Home secretary Theresa May is set to announce details of a Hillsborough-style review into the death of Cwmbran private detective Daniel Morgan, it was reported today.

The reports said the politician will outline details of an "independent panel review" which will have the same powers as the one that reviewed the 1989 Hillsborough tragedy and led to a new criminal investigation.

Campaigners hope the move would trigger a new police inquiry into the murder.

The Home Office yesterday would not be drawn on whether the report was accurate.

A spokeswoman for the department said: "Discussions are continuing with the family and we hope to make an announcement shortly."

Kirsteen Knight, partner of Daniel Morgan's brother Alistair Morgan, said: "All we can say at the moment is that the family is still talking to the Home Office."

Daniel Morgan, a former Croesyceiliog Grammar School pupil, was aged 37 and working as a private investigator when he was found dead in a London pub car park in 1987, an axe embedded in his skull.

His murder was never solved.
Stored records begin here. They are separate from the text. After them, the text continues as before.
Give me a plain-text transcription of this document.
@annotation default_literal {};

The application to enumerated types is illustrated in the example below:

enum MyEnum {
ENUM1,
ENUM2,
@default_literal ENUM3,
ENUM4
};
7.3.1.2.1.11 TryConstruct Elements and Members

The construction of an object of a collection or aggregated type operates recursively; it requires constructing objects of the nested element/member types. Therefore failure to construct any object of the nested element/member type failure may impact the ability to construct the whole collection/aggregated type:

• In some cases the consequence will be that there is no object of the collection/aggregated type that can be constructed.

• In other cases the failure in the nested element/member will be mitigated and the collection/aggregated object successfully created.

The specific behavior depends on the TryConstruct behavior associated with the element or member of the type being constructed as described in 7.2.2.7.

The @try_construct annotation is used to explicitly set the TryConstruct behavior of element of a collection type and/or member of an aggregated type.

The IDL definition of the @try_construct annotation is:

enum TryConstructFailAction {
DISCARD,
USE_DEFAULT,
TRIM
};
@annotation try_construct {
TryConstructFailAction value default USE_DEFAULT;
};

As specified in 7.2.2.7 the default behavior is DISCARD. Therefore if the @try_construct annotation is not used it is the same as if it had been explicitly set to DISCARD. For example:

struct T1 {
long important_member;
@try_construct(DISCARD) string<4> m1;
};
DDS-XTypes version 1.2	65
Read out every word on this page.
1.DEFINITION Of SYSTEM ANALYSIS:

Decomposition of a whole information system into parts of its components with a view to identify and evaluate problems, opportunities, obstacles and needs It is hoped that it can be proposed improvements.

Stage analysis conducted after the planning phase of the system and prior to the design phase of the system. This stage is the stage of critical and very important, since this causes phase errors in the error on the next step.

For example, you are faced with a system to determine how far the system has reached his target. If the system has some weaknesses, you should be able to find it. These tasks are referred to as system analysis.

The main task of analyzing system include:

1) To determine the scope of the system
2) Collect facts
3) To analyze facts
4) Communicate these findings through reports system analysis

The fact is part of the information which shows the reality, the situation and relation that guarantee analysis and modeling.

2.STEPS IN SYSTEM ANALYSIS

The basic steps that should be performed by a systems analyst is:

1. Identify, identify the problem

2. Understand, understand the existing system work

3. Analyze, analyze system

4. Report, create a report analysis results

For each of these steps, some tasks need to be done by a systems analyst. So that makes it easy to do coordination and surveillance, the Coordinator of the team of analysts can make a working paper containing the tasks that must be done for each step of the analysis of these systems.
No one has ever been convicted of his killing, and a court case over the death collapsed in 2011.

Mr Morgan's elderly mother Isobel Hulsmann told the Argus last year she wanted to see justice for her son before she died.

A report published by the Crown Prosecution Service last year pointed to the unreliability of critical witnesses in the police investigation.

It revealed four crates of evidence a month were lost before the case collapsed last year.

Alistair Morgan told the Argus at the time that the report contained no surprises and was pointless - accusing the home secretary of using the report to delay a decision on a judicial inquiry.